# parsen mit regex -> ein schnelles Ende



## MiMa (5. Okt 2016)

gestern habe ich mich entschieden mein parsing der ISBN Erkennung nicht mit meiner 2 Jahre alten Methode weiter zu entwicklen. Bei der alten Methode habe ich mittles Strig suche und Manipulation die ISBN ziemlich aufwending mit langen Code und und allen eventualitäten programmiert. Auch musste ich vieles in Abfangen und arbeitet trotzdem nicht alle Dokumente durch.

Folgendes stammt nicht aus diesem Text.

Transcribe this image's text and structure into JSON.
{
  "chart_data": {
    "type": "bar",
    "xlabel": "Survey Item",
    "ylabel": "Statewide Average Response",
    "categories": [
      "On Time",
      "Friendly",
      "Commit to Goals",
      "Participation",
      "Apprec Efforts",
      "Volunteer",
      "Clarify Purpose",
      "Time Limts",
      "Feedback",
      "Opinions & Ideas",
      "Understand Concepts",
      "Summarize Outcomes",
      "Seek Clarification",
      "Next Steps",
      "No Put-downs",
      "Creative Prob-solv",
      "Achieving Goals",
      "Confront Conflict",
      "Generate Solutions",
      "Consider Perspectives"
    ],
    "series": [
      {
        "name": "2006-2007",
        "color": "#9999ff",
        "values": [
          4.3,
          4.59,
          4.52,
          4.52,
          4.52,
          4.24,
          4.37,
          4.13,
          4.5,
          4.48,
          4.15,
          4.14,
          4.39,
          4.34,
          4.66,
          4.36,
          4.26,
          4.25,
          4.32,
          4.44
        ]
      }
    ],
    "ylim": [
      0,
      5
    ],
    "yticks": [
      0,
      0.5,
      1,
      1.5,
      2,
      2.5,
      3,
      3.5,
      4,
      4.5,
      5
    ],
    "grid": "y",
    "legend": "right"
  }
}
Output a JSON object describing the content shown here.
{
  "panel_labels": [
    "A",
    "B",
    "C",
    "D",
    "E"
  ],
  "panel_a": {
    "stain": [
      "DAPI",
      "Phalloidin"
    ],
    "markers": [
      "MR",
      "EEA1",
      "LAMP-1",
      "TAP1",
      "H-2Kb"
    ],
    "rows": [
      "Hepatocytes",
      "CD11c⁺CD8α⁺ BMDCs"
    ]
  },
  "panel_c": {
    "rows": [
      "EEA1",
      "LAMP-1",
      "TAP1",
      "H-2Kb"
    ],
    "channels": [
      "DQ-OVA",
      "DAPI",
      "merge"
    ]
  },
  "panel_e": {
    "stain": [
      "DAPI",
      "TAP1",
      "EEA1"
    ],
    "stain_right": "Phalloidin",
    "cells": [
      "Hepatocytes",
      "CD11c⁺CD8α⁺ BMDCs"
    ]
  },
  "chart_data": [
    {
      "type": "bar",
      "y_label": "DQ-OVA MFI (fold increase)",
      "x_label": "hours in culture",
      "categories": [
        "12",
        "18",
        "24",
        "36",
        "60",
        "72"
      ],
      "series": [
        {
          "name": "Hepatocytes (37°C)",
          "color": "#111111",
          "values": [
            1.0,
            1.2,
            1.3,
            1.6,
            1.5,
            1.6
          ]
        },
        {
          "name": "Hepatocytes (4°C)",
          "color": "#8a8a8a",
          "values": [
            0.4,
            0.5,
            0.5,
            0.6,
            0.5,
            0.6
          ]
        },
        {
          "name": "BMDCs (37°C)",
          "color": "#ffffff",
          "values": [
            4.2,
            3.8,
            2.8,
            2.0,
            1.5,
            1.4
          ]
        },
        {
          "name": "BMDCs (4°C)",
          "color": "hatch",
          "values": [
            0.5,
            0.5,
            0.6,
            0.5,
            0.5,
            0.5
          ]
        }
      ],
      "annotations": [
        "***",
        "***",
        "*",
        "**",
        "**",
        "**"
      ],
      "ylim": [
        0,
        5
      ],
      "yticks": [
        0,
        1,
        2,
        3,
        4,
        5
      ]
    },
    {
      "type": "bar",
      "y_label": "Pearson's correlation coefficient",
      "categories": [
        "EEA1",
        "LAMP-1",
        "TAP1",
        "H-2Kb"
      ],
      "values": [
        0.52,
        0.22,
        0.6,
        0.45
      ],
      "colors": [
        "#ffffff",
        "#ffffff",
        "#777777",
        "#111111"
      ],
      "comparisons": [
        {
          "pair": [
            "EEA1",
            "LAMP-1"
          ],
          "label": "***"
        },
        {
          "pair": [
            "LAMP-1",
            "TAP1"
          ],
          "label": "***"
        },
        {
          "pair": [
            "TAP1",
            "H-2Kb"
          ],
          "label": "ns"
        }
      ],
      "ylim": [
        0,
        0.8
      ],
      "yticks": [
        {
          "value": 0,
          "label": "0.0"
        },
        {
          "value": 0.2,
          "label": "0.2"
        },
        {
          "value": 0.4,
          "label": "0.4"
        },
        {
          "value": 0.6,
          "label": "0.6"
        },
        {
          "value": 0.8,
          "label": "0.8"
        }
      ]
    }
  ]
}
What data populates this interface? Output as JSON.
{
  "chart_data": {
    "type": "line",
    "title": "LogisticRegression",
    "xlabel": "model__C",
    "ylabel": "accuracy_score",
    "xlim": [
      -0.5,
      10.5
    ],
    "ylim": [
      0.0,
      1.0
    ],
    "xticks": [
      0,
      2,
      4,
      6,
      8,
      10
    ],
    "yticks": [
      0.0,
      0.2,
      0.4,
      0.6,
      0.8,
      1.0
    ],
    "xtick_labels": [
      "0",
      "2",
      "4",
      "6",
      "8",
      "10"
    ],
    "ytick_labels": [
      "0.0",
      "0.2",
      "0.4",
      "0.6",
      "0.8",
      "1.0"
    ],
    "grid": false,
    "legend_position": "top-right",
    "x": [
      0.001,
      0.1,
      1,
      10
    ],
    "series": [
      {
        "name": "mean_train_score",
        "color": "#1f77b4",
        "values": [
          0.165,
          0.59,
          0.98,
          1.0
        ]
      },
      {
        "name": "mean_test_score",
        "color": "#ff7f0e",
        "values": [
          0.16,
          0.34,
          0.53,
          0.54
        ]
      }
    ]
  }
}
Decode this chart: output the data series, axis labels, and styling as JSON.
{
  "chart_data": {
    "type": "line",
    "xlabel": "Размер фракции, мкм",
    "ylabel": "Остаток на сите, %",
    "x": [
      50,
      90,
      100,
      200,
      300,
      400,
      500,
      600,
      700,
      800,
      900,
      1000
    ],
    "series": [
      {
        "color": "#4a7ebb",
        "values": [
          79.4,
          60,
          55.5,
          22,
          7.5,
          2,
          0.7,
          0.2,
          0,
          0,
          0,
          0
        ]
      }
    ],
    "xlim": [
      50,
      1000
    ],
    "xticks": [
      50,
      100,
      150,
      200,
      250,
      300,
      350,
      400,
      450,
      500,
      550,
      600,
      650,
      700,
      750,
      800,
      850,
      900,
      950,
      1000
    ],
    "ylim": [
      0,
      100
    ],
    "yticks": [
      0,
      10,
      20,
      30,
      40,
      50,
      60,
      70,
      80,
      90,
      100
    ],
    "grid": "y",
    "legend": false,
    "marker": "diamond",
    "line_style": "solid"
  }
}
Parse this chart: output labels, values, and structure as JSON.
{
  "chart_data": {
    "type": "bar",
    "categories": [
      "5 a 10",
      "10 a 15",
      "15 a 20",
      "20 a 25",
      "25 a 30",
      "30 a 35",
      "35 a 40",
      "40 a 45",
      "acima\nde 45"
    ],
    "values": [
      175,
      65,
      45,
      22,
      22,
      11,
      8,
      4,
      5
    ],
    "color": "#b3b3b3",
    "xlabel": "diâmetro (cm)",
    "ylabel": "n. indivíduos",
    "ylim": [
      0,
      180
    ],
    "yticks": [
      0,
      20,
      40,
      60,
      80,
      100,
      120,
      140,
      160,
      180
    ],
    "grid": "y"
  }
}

Nun habe ich eine wesentlich kleinere Methode mit regex geschrieben, die mir auch eleganter und kürzer erscheint. Nach vier Überprüfungen blieb es stehen??
Der Grund dafür war eine richtige (geprüfte) ISBN, die aber nicht in der Datenbak gelistet (e-ISBN) war. Eine entsprechende Abfangungsmethode werde ich implemetieren, aber es gibt in der Datei noch eine weitere ISBN, die wohl in der Datenbank gelistet ist.

Das suchen mit rexeg Pattern und Matcher liefert ein Ergebnis in der Gruppe(0) zurück und teilbereiche in den anderen Gruppe(1-...).
Weis jemand ob es bei dieser Art der Abfrage, Paramter gibt, indem man mehrere Totale Ergebnisse erhält? Oder muss man diese Abfrage in einer Schleife auf den String ausführen lassen um dann mehrere Ergebnisse in einer Liste zu speichern?
Danke


----------



## VfL_Freak (5. Okt 2016)

Moin,
ich bin mir nicht sehr sicher, ob ich Deine Frage verstehe ... 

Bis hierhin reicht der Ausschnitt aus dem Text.